Using such markers, soy breeders can rapidly determine which offspring plants have inherited these traits without growing them to maturity, saving time, money and resources.

“We’ve mapped the locales for about 90 important traits affecting soybean growth and development, seed yield, seed protein and oil, and disease resistance, to name but a few,” Shoemaker added. “With this high-quality sequence, we now have access to candidate genes that we’ve never had before, which will enable us to look at their patterns of expression, develop molecular markers to track them in breeding programs, and work with them to determine their function or modify them to improve their function.”

Some key discoveries already gleaned from the whole-genome sequence include the first soybean gene conferring resistance to ASR, which can cause soy losses of 10 to 80 percent; a mutation that could make soybeans easier to digest by producing lower levels of a carbohydrate called stachyose; a mutation for higher levels of production of the enzyme phytase that could enable livestock to absorb more phosphorus from soybean feed so less gets excreted as a potential water contaminant; and 52 genes that orchestrate development of soy plant root nodules, where symbiotic bacteria transform atmospheric nitrogen into a form soy and other crops can use for their growth and development.

“This is a milestone for soybean research and promises to usher in a new era in soybean agronomic improvement,” said co-author Gary Stacey, Director, Center for Sustainable Energy and Associate Director and National Center for Soybean Biotechnology, University of Missouri. “The genome provides a parts list of what it takes to make a soybean plant and, more importantly, helps to identify those genes that are essential for such important agronomic traits as protein and oil content.”

From the sequence analysis, Stacey said that he and his colleagues have identified more than 46,000 genes of which 1,110 are involved in lipid metabolism. “These genes and their associated pathways are the building blocks for soybean oil content and represent targets that can be modified to bolster output and lead to the increase of the use of soybean oil for biodiesel production.”

While biodiesel from soybean oil represents a cleaner, renewable alternative to fossil fuels with desirable properties as a liquid transportation fuel, there simply is not enough oil produced by the plant to be a competitive gasoline on a gallons-of-fuel yield per acre. The availability of the soybean genome may provide some key solutions.

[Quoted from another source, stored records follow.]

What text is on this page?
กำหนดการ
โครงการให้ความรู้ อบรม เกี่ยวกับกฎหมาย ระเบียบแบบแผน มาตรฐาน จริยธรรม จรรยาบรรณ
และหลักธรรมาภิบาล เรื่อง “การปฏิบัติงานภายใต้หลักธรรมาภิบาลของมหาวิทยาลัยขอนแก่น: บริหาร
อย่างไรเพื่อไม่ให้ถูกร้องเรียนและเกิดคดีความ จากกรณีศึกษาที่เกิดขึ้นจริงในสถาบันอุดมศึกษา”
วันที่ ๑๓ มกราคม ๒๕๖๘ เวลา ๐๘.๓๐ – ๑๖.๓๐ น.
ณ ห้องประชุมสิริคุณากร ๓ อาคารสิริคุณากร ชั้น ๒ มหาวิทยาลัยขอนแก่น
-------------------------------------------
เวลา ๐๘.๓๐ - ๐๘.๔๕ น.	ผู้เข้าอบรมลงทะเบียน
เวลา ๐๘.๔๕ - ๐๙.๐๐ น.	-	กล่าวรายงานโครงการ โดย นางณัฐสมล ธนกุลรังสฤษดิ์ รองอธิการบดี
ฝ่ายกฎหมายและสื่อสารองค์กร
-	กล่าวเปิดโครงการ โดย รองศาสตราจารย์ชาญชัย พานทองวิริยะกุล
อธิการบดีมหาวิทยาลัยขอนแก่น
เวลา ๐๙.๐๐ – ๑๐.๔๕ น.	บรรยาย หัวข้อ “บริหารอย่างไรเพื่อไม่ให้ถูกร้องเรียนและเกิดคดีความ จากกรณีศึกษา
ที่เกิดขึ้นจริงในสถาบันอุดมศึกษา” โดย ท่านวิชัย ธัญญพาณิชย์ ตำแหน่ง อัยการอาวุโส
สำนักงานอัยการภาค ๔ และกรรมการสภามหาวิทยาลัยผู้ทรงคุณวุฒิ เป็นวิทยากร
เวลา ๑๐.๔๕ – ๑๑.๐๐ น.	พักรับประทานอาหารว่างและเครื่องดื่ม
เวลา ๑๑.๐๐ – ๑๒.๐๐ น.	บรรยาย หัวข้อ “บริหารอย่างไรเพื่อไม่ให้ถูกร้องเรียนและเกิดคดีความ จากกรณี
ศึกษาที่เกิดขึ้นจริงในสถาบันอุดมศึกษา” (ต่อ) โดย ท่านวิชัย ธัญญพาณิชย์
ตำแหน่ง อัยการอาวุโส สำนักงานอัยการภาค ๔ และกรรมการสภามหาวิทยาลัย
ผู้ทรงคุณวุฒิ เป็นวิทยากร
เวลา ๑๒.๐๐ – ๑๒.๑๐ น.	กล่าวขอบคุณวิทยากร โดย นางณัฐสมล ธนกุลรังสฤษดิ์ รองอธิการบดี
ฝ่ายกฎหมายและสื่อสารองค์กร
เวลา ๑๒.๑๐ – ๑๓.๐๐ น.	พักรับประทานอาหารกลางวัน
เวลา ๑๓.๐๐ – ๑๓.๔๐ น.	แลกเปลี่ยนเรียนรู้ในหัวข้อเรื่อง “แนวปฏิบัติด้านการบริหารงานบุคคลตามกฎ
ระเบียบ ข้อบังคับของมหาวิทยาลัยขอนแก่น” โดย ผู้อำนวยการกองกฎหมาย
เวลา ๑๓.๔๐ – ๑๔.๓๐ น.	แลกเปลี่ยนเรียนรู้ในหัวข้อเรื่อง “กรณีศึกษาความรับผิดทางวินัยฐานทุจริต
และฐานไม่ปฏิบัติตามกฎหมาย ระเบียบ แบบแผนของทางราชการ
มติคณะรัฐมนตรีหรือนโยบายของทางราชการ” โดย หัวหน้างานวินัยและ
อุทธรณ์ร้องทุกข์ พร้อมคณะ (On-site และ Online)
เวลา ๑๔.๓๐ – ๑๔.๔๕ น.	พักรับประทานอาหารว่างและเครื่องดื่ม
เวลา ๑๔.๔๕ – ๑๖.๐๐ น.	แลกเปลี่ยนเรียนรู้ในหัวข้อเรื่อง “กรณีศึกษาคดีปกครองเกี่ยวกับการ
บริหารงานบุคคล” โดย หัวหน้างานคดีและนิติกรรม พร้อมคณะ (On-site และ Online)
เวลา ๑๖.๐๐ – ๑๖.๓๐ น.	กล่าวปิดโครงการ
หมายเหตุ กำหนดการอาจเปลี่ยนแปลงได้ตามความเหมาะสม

“We can now zero in on the control points governing carbon flow towards protein and oil,” said Tom Clemente, Professor, Center for Biotechnology, Center for Plant Science Innovation at the University of Nebraska, Lincoln. “With the combination of informatics, biochemistry and genetics we can target the development of a soybean with greater than 40 percent oil content.”

The availability of the soybean genome sequence has accelerated other soybean trait discovery efforts as well. For example, researchers have used the sequence to zero in on a mutation that can be used to select for a line that has lower levels of the sugar stachyose, which will improve the ability of animals and humans to digest soybeans.

In another effort, by comparing the genomes of soybean and corn, a single-base pair mutation was found that causes a reduction in phytate production in soybean. Phytate is the form in which phosphorous is stored in plant tissue. Because phytate is not absorbed by the animals that eat the feed, the unabsorbed phytate passes through the gastrointestinal tract, elevating the amount of phosphorus in the manure. Limiting phytate production in the soybean could reduce a major environmental runoff contaminant from swine and poultry waste.

Of additional importance for soybean farmers is that the genome sequence has provided access to the first resistance gene for the devastating disease Asian Soybean Rust (ASR). In countries where ASR is well established, soybean yield losses due to the disease can be as high as 80 percent.